Qualora più prestatori commettano illeciti analoghi, l’irrogazione di provvedimenti disciplinari diversi è legittima, anche se tale circostanza potrà essere valutata dal giudice per verificare la proporzionalità della sanzione.
Nota a Cass. 7 maggio 2020, n. 8621
Sonia Gioia
Ai fini della sussistenza della giusta causa di licenziamento, laddove risulti accertato che l’inadempimento di un lavoratore sia stato tale da compromettere irrimediabilmente il rapporto fiduciario “è di regola irrilevante che un’analoga inadempienza, commessa da altro dipendente, sia stata diversamente valutata dal datore di lavoro”, anche se l’identità di situazioni riscontrate può essere apprezzata dal giudice “per verificare la proporzionalità della sanzione adottata”.
Lo ha affermato la Corte di Cassazione (7 maggio 2020, n. 8621, conforme ad App. Roma n. 3126/2018) in relazione al licenziamento intimato dalla società datrice ad un lavoratore con mansioni di Responsabile del reparto, per non aver comunicato ai superiori gerarchici e al Responsabile del Servizio di Prevenzione e Protezione la sistematica disattivazione, da parte dei dipendenti dallo stesso coordinati, dei sistemi di sicurezza di rallentamento di velocità dei carrelli.
Il prestatore, in particolare, lamentava sia l’illegittimità del recesso per giusta causa che la disparità di trattamento subita dal momento che per una condotta analoga ad altro dipendente (il Responsabile dell’officina) era stata irrogata una sanzione meramente conservativa.
In merito, la Corte ha precisato che il datore di lavoro ha l’onere di comunicare i motivi che lo abbiano indotto a ritenere il comportamento di un prestatore meritevole di licenziamento laddove per condotte analoghe, tenute da altri prestatori, egli abbia inflitto sanzioni meramente conservative. Ciò in quanto l’asserita inesistenza di un principio di parità di trattamento non esclude che il recesso non ad nutum debba essere motivato “in modo completo e coerente”.
In sede di accertamento della legittimità del provvedimento, peraltro, la differente valutazione, sul piano sanzionatorio, di illeciti identici da parte del datore di lavoro può indurre il giudice a ritenere sproporzionato il licenziamento, laddove non sorretto da “specifiche ragioni di diversificazione” (v. Cass. n. 10640/2017, annotata in questo sito da F. BELMONTE, Manomissione di raccomandata e licenziamento disciplinare; Cass. n. 10550/2013; Cass. n. 5546/2010).

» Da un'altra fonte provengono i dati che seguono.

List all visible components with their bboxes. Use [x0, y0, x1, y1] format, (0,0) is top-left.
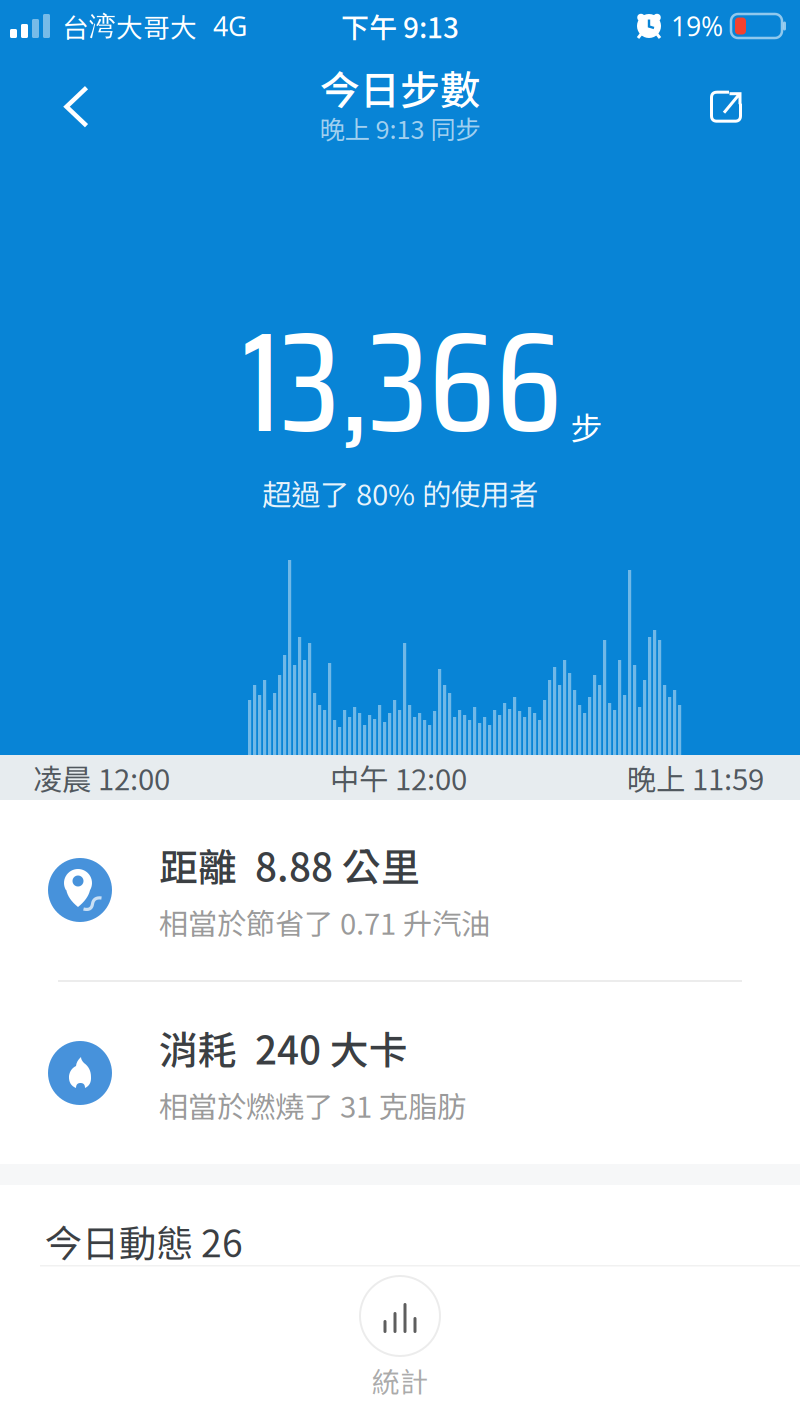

Nel caso di specie, la Cassazione ha ritenuto giustificata l’applicazione di provvedimenti disciplinari di diversa natura, atteso che le due infrazioni non potevano considerarsi identiche in ragione del diverso ruolo dei dipendenti, dell’elemento soggettivo e della esistenza di precedenti inadempienze.
In particolare, la condotta del Responsabile del reparto che, pur consapevole delle manomissioni, aveva omesso di informare i superiori, configurava una violazione degli obblighi contrattuali tale da ledere irrimediabilmente il vincolo fiduciario alla base del rapporto di lavoro. Ciò in quanto l’inadempienza presentava “lo stesso grave disvalore” della fattispecie esemplificata dalle parti sociali di “danneggiamento volontario o messa fuori opera di dispositivi antinfortunistici”, considerata causa di recesso senza preavviso (art. 70, ccnl Industria Alimentare), e non poteva essere ricondotta nell’ambito delle fattispecie che puniscono con sanzione conservativa la “colpa lieve” del prestatore che ometta di comunicare tempestivamente ai superiori eventuali guasti o malfunzionamenti del macchinario (art. 69, ccnl cit.).

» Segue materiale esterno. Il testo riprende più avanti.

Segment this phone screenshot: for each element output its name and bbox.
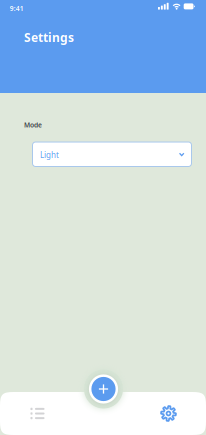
staticText: Mode (24, 120, 42, 129)
button[interactable]: Add (88, 374, 118, 404)
staticText: 9:41 (10, 4, 24, 13)
button[interactable]: Settings (131, 392, 206, 435)
staticText: Settings (24, 29, 74, 45)
staticText: Light (40, 150, 59, 160)
button[interactable]: Light (32, 142, 192, 166)
button[interactable]: List (0, 392, 75, 435)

Per la Cassazione, quindi, la Corte distrettuale, nel dichiarare la legittimità del provvedimento espulsivo, ha correttamente attuato i principi che regolano i rapporti tra licenziamento disciplinare e tipizzazioni collettive in base a cui il giudice di merito, ai fini della valutazione della sussistenza della giusta causa, deve verificare che la condotta contestata sia riconducibile alla nozione legale di cui all’art. 2119 c.c., quale “causa che non consenta la prosecuzione, anche provvisoria, del rapporto”, tenendo conto, nell’ambito di tale attività valutativa e sussuntiva, anche della “scala valoriale espressa dalle parti sociali”, ai sensi dell’art. 30, co. 3, L. n. 183/2010 (v. Cass. n. 14063/2019, in questo sito con nota di S. GIOIA, Licenziamento per giusta causa e tipizzazioni del ccnl; Cass. n. 13865/2019; Cass. n. 9396, annotata in questo sito da F. DURVAL, Licenziamento disciplinare e autonomia collettiva).